I beg to differ. Whatever Germany does or says, it pays anyway. And in 2010, I felt that we had not, we Greeks, the moral right to accept money from German taxpayers, to pay our creditors. In reality, this money goes into a black hole, and we ask them is that they spend their money more wisely. Why ask Greece to borrow money from German taxpayers to repay the ECB? Because Jean-Claude Trichet, the worst central banker in history, has decided once? Let us be able that the EIB do the work for which it was created.

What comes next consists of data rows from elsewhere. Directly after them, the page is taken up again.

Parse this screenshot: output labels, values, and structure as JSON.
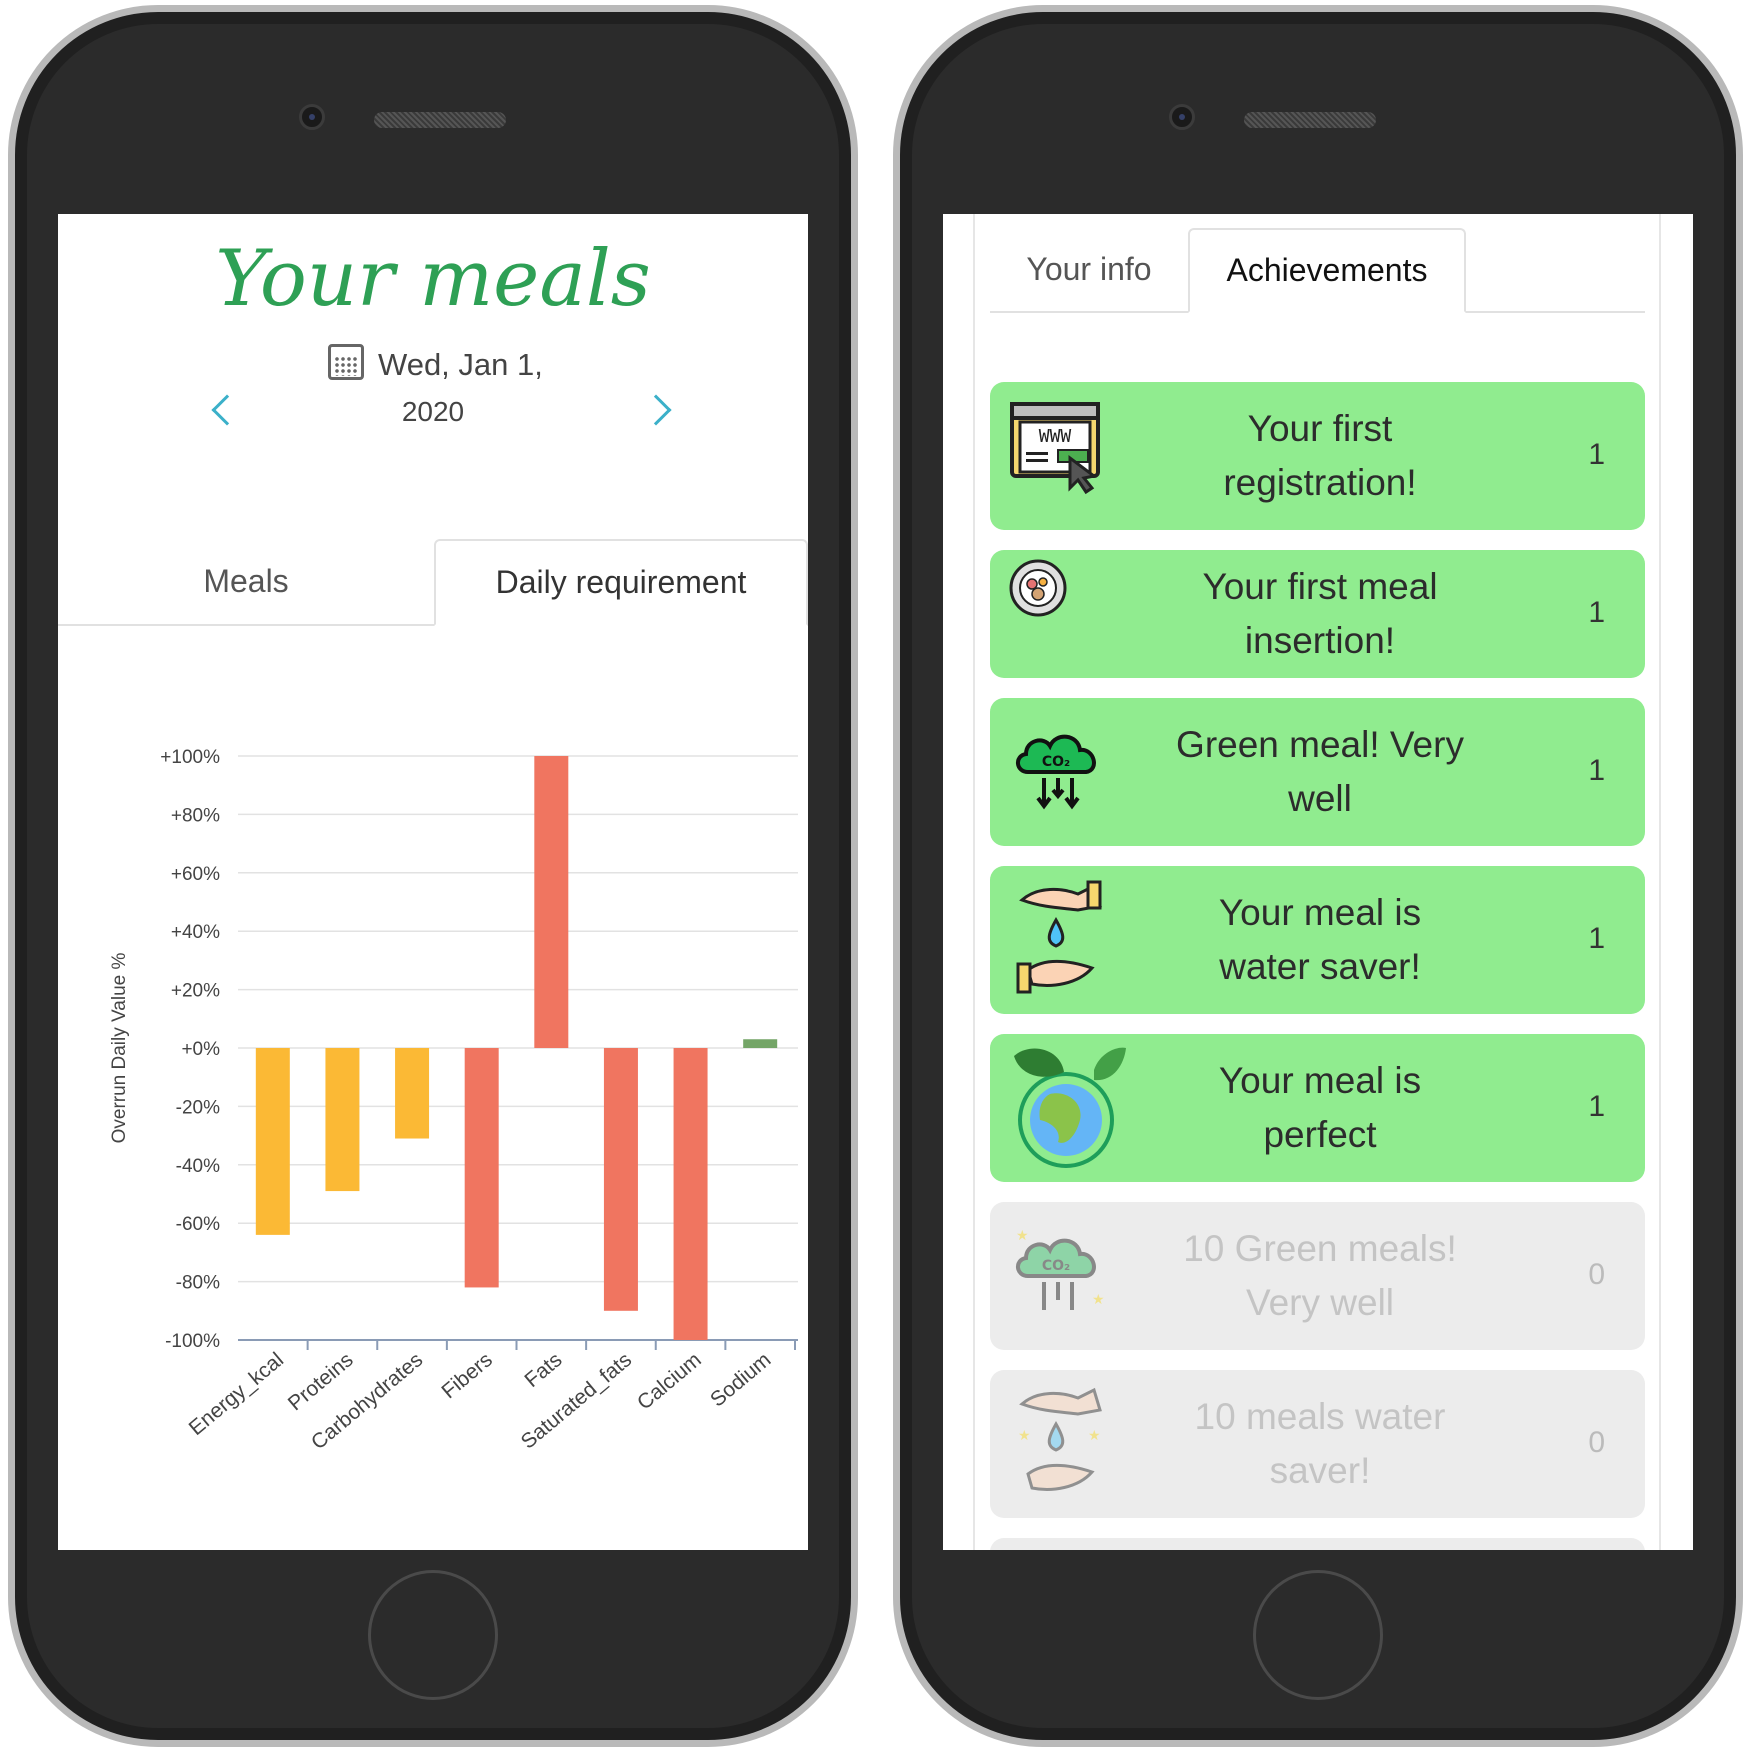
{
  "left_phone": {
    "title": "Your meals",
    "date_line1": "Wed, Jan 1,",
    "date_line2": "2020",
    "tabs": [
      {
        "label": "Meals",
        "active": false
      },
      {
        "label": "Daily requirement",
        "active": true
      }
    ]
  },
  "right_phone": {
    "tabs": [
      {
        "label": "Your info",
        "active": false
      },
      {
        "label": "Achievements",
        "active": true
      }
    ],
    "achievements": [
      {
        "line1": "Your first",
        "line2": "registration!",
        "count": "1",
        "unlocked": true,
        "icon": "website-icon"
      },
      {
        "line1": "Your first meal",
        "line2": "insertion!",
        "count": "1",
        "unlocked": true,
        "icon": "meal-plate-icon"
      },
      {
        "line1": "Green meal! Very",
        "line2": "well",
        "count": "1",
        "unlocked": true,
        "icon": "co2-cloud-icon"
      },
      {
        "line1": "Your meal is",
        "line2": "water saver!",
        "count": "1",
        "unlocked": true,
        "icon": "water-hands-icon"
      },
      {
        "line1": "Your meal is",
        "line2": "perfect",
        "count": "1",
        "unlocked": true,
        "icon": "earth-leaves-icon"
      },
      {
        "line1": "10 Green meals!",
        "line2": "Very well",
        "count": "0",
        "unlocked": false,
        "icon": "co2-cloud-stars-icon"
      },
      {
        "line1": "10 meals water",
        "line2": "saver!",
        "count": "0",
        "unlocked": false,
        "icon": "water-hands-stars-icon"
      }
    ]
  },
  "colors": {
    "title_green": "#2ea055",
    "card_green": "#90ec8f",
    "card_locked": "#ececec",
    "bar_orange": "#fbb935",
    "bar_red": "#f07560",
    "bar_green": "#74a567",
    "nav_arrow": "#3bb0c9"
  },
  "chart_data": {
    "type": "bar",
    "ylabel": "Overrun Daily Value %",
    "ylim": [
      -100,
      100
    ],
    "y_ticks": [
      "+100%",
      "+80%",
      "+60%",
      "+40%",
      "+20%",
      "+0%",
      "-20%",
      "-40%",
      "-60%",
      "-80%",
      "-100%"
    ],
    "y_tick_values": [
      100,
      80,
      60,
      40,
      20,
      0,
      -20,
      -40,
      -60,
      -80,
      -100
    ],
    "categories": [
      "Energy_kcal",
      "Proteins",
      "Carbohydrates",
      "Fibers",
      "Fats",
      "Saturated_fats",
      "Calcium",
      "Sodium"
    ],
    "values": [
      -64,
      -49,
      -31,
      -82,
      100,
      -90,
      -100,
      3
    ],
    "bar_colors": [
      "#fbb935",
      "#fbb935",
      "#fbb935",
      "#f07560",
      "#f07560",
      "#f07560",
      "#f07560",
      "#74a567"
    ],
    "grid": true
  }
}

Was Varoufakis also eigentlich meint, ist: „Schlimmerweise stopfen die Deutschen immer weiter Geld in ein Schwarzes Loch, egal, was sie sagen“. Oder anders: „Die machen immer weiter mit dem Blödsinn, obwohl es nicht funktioniert und auch nie funktionieren wird.“

Das passt dann — im Gegensatz zur Interpretation der deutschen Medien — auch zu der Linie, die er schon seit Jahren vertritt. Er hält das Hilfsprogramm nämlich seit Beginn an für falsch, schon 2011 schrieb er in einem Gastbeitrag für „Zeit Online“, es sei eine „Medizin, die sich als schlimmer als die eigentliche Krankheit herausgestellt hat“. Auch gegenüber der BBC sagte er kürzlich, statt weiteres Geld – auch der deutschen Steuerzahler – in einem Schwarzen Loch zu versenken, sollte lieber über eine Neuordnung der alten Schulden verhandelt werden. Und: Das Problem sei nicht, dass die Deutschen zu wenig gezahlt hätten, sondern viel zu viel.

(Nur) so macht auch sein Tweet von letzter Woche Sinn:

Dass die deutschen Journalisten allesamt das genaue Gegenteil behaupten, lässt im Grunde nur drei Schlüsse zu: Entweder haben sie das Interview zufälligerweise allesamt gleich falsch verstanden. Oder sie haben es bewusst sinnentstellt wiedergegeben. Oder es überhaupt nicht gelesen.

Mit Dank an Simon K. und Michalis P.!

Nachtrag, 13.45 Uhr: “Zeit Online” hat den Finanzminister in einem heute veröffentlichten Interview auf das Zitat angesprochen:

ZEIT ONLINE: Wenn die griechische Wirtschaft nicht wächst, müssten die Gläubiger also auf Zinsen verzichten. In deutschen Zeitungen wurden sie schon mit der Aussage zitiert: Egal was passiert, Deutschland wird ohnehin zahlen.

Varoufakis: Das Zitat ist aus dem Zusammenhang gerissen. Ich habe nicht gesagt: Die Deutschen zahlen und das ist gut so. Ich habe gesagt, sie haben schon viel zu viel gezahlt. Und sie werden noch mehr zahlen, wenn wir das Schuldenproblem nicht lösen. Nur dann können wir das Geld überhaupt zurückerstatten, das man uns geliehen hat.

ZEIT ONLINE: Glauben Sie, dass Sie absichtlich falsch verstanden werden?

Varoufakis: Ich hoffe, es handelt sich nur um ein Missverständnis.